PART 4> Using a Multipitch Bank in UTAU
Loading a multipitch into the UTAU program (if you're not keeping it in the voice directory) is not initially straightforward, since if you go into one of the pitch folders to select the sound file, you find that UTAU will end up loading only that pitch's folder. To remedy this, just leave a sound file out in the main folder outside of the pitch folders. (breath sample can work), and click on that to load the entire bank - then the UTAU program will load all the folders from the voicebank.
If the entire voicebank is aliased and you need to use the VCV/CV converter for a UST, you might have to switch to another VCV or CV voicebank to convert the UST to fit your UTAU.
Now, you want to use a prefix map to set up your pitches so sound will play back in a UST file. The purpose of the prefix map is to read the suffix at the end of the voicebank's alias and assign those to the notes that you set it to, regardless if the note itself has a suffix or not.
The way you set up the pitches is completely up to you, there's no set in stone rule. It will change depending on the range/expression of the song- but the straightforward/default approach is to assign the pitches to the range of pitches they're meant to hit. For my tripitch bank, it would be sensible to do this arrangement:
But seeing how spread apart they are, I decided to close them in a bit more so that you can hear more variety. Play around with your UTAU's pitches and see what works best for the song you want to cover!
If you wish to use the UTAU's default voice (an unsuffixed pitch), you add a ? to the beginning of the lyric.
If you wish to use a different/specific pitch on a certain note that is outside of what the prefix.map generally covers, just type the suffix at the end of the lyric.
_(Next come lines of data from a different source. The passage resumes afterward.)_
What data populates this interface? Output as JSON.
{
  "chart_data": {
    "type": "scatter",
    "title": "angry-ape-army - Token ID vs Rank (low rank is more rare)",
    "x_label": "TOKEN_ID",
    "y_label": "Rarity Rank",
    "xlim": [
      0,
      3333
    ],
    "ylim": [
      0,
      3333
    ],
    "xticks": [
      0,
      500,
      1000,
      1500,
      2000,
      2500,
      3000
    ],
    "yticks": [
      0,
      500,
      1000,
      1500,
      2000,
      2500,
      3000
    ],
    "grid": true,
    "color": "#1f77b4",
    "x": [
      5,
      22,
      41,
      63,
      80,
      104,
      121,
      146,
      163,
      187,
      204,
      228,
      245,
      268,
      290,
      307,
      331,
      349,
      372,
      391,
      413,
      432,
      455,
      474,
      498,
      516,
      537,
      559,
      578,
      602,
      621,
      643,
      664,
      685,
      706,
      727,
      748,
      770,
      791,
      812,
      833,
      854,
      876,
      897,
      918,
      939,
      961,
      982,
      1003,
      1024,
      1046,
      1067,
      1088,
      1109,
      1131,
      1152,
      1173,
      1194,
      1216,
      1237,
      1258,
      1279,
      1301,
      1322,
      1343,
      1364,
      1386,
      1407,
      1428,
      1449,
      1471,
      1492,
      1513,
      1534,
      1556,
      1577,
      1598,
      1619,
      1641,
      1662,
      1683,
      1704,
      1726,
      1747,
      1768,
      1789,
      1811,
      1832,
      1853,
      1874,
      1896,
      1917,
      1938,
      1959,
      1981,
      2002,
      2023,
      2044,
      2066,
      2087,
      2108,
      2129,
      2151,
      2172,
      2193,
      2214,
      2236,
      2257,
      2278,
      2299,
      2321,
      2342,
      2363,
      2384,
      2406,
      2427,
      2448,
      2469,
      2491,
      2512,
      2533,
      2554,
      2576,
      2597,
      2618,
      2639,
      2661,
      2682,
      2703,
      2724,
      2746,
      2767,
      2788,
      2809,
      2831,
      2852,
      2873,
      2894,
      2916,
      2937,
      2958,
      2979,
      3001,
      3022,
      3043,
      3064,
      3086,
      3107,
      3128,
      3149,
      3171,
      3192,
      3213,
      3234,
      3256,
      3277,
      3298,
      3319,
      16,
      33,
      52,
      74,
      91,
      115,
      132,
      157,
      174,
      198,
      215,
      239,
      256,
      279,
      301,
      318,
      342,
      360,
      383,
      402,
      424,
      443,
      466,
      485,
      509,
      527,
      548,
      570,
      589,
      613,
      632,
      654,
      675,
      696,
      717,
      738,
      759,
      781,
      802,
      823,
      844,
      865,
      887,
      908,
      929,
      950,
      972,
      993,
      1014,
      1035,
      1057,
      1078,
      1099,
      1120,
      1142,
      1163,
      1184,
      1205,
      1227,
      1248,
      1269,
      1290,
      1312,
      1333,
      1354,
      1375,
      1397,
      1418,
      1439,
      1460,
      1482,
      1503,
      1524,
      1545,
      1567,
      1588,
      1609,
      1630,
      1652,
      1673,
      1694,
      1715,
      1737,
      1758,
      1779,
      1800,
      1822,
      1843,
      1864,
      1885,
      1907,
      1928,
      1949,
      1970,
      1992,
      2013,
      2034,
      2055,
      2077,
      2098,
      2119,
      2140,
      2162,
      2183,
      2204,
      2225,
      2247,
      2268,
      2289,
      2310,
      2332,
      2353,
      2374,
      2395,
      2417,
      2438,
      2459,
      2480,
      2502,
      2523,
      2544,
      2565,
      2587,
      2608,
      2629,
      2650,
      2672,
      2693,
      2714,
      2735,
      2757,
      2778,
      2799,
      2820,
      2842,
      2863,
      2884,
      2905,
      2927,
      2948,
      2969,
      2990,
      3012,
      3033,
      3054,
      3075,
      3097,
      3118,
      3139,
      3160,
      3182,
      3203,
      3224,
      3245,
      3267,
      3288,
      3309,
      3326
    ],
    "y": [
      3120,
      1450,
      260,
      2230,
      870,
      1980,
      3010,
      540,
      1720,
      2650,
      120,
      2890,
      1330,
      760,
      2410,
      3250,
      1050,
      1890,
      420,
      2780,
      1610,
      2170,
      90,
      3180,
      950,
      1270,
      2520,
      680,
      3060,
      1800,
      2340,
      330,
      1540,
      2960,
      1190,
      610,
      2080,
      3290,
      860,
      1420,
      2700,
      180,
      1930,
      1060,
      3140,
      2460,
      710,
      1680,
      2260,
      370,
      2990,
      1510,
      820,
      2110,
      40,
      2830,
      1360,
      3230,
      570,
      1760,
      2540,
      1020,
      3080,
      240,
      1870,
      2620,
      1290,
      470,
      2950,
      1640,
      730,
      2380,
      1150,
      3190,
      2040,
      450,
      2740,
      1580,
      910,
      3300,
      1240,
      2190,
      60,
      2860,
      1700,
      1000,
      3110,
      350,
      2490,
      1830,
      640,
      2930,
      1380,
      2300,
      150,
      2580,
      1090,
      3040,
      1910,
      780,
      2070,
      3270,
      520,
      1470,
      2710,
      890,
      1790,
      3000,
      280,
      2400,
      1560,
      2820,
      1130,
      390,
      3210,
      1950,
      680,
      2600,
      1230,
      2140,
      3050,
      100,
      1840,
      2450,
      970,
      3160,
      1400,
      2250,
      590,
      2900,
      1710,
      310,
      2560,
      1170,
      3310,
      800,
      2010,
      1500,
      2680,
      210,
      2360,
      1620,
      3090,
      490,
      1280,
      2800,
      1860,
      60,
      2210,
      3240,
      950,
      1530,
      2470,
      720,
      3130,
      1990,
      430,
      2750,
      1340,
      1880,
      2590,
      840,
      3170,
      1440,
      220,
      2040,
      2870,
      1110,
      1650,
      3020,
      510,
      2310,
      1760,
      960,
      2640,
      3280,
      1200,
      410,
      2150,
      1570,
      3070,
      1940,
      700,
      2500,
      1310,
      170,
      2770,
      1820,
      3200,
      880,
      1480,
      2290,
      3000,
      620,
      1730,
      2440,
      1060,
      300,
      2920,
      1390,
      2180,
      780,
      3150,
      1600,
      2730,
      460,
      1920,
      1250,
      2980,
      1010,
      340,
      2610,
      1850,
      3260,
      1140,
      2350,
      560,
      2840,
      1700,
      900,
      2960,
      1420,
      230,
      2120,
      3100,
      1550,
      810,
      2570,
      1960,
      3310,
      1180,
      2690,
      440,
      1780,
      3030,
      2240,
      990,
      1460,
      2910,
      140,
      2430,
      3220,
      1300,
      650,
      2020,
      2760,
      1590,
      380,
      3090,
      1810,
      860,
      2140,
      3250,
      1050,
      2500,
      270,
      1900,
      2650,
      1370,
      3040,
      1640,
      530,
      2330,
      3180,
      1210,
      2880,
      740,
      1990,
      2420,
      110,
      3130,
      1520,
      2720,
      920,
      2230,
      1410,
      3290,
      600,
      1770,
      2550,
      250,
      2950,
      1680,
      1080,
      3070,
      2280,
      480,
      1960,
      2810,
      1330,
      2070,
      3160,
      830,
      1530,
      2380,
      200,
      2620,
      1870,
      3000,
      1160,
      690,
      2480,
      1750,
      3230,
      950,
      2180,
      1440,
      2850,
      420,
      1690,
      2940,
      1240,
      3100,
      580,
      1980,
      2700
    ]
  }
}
And here's the quick multipitch bank example I did for this tutorial, I used Denki voice to demonstrate this.
Anyways.. that's all I can think of as far as that goes, it's supposed to be a very basic tutorial for people who wish to get into multipitch voice bank creation/usage, I don't really get into specifics like -how- to record a better strong/whisper pitch or how to improve pitch transitions- but if there was something confusing or unclear, or if there is info I neglected to cover, or any other questions you want to know, let me know!